Osmanlı Devletinin zayıflamasını fırsat bilen Batılı devletlerin desteğiyle kurulan İsrail devletinin yaklaşık yetmiş yıldır kendi devlet sınırlarını genişletmek ve "Arz-ı Mevud/Vadedilmiş Topraklar” ı ele geçirme hedefini adım adım gerçekleştirmek adına yerlerinden yuvalarından ettiği bir toplumun adıdır, Filistin. Siyonizm doktrini üzerinden Dünya üzerindeki Yahudilerin bu topraklara getirilmesi, ne yazık ki buradaki mazlum yerleşimci Filistinlilerin yurtlarından kovulmasına sebep oldu. Buna direnen ve ellerinde güçlü savunma aletleri silahı, tankı, topu olmayan Filistinliler bulabildikleri taşlarla kendilerini savunmaya çalıştılar. Her bir taşın karşılığı pek çok insanın ölümüne ve mağduriyetine sebep olan bombalar oldu. Başta Amerika olmak üzere Batılı devletlerin desteğiyle adeta silah deposu haline gelen bir devletin elinde hiçbir şey olmayan bir topluluğu yıllardır ezmekte adeta bir soykırım uygulamaktadır.

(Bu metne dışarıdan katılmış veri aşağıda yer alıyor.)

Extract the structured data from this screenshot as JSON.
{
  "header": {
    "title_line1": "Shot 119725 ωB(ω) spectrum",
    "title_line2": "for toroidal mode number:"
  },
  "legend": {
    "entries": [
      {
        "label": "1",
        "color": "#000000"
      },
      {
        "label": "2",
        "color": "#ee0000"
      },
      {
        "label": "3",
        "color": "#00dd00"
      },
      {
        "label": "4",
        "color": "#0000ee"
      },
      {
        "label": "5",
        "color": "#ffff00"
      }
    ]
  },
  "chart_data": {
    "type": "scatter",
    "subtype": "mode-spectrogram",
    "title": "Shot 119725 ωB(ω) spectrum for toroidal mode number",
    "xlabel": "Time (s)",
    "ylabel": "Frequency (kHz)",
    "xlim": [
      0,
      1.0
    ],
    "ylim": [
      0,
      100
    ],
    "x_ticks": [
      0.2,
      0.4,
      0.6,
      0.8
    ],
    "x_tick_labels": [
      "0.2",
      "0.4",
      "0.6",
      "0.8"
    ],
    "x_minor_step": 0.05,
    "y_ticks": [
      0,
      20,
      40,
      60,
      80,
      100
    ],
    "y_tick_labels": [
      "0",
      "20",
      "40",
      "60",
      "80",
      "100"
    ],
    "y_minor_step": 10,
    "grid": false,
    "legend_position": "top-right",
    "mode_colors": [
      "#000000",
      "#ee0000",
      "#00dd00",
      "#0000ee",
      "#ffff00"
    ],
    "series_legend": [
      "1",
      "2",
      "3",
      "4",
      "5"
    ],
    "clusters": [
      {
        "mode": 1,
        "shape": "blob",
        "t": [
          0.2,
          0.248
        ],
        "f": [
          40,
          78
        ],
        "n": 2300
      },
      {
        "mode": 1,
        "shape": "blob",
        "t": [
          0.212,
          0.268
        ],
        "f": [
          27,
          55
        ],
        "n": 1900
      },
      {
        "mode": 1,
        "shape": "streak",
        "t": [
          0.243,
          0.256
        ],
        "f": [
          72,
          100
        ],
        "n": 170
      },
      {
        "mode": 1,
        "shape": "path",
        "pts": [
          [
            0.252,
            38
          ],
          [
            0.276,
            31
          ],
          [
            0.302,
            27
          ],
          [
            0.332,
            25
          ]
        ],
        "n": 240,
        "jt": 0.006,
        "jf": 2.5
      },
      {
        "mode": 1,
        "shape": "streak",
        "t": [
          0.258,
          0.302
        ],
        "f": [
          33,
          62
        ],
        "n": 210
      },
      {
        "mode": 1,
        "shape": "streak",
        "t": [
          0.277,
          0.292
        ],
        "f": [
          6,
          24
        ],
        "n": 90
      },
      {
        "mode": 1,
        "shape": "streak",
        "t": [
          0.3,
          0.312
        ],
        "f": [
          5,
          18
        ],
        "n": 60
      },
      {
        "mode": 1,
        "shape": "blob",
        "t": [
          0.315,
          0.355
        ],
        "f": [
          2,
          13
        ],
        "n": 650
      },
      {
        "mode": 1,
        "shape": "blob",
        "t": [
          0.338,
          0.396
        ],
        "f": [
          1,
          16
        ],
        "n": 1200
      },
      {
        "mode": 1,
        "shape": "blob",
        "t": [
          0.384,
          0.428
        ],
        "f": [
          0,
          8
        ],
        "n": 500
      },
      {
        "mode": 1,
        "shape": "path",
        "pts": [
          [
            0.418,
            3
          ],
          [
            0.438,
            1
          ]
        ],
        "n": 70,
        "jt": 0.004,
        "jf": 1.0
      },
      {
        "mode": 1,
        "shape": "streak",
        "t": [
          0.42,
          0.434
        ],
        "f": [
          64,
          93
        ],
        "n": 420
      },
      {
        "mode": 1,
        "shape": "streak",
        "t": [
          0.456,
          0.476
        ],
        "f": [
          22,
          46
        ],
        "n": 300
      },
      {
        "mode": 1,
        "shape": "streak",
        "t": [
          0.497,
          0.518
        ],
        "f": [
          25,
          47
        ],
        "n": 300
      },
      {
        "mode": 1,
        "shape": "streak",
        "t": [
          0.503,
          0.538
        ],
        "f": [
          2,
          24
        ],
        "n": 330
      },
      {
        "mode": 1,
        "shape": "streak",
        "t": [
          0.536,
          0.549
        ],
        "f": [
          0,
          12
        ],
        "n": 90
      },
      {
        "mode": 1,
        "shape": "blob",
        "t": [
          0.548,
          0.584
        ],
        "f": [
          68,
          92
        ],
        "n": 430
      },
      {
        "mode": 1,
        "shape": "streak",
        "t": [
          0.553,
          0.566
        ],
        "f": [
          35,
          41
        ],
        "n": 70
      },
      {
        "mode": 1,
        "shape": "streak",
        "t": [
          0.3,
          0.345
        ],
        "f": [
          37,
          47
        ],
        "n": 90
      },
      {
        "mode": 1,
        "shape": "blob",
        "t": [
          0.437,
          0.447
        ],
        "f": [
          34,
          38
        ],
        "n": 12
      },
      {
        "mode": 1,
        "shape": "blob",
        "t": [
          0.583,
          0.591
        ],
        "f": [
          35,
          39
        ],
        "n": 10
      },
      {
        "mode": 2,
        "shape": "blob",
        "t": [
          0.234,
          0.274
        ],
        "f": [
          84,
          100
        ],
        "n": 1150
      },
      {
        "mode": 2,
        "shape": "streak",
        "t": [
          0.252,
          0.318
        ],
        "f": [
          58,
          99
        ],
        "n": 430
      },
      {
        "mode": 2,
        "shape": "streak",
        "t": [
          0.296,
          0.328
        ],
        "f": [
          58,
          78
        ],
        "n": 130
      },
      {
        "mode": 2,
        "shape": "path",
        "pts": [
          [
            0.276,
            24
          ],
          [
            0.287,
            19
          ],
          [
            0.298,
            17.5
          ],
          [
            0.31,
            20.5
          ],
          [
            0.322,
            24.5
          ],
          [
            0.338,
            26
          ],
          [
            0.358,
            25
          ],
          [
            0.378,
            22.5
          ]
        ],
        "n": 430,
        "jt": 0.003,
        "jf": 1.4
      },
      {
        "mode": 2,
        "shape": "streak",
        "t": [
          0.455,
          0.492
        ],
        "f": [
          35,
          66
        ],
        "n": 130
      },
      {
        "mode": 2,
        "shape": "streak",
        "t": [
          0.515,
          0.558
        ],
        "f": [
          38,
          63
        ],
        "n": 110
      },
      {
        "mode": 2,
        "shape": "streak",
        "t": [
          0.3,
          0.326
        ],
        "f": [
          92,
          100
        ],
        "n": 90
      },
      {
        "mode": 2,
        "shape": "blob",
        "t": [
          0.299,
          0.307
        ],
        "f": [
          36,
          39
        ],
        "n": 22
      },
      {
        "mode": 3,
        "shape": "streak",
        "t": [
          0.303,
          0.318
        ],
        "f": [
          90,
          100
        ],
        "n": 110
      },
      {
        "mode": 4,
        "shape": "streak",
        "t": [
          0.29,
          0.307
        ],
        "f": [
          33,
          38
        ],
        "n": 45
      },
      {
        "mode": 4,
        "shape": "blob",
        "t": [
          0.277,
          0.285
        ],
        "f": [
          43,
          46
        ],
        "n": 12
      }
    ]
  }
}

Bölgede petrol geliri olan kimi ülkeler, İsrail'in devlet terörü uyguladığı bu ülke insanlarına maddi destekte bulundular. Bu destekle yılların biriktirdiği direniş ruhuyla bir çözümün üretilemediği adeta dünyanın kendilerini yok sayıp ve yok olmaya mahkum gördükleri düşüncesiyle İsraile saldırı düzenlediler. Bu saldırı yıllardır yapılanın bir sonucudur. Bu şekilde değerlendirilmelidir. Keşke bu mazlum insanlar bu kadar mağdur edilmeselerdi.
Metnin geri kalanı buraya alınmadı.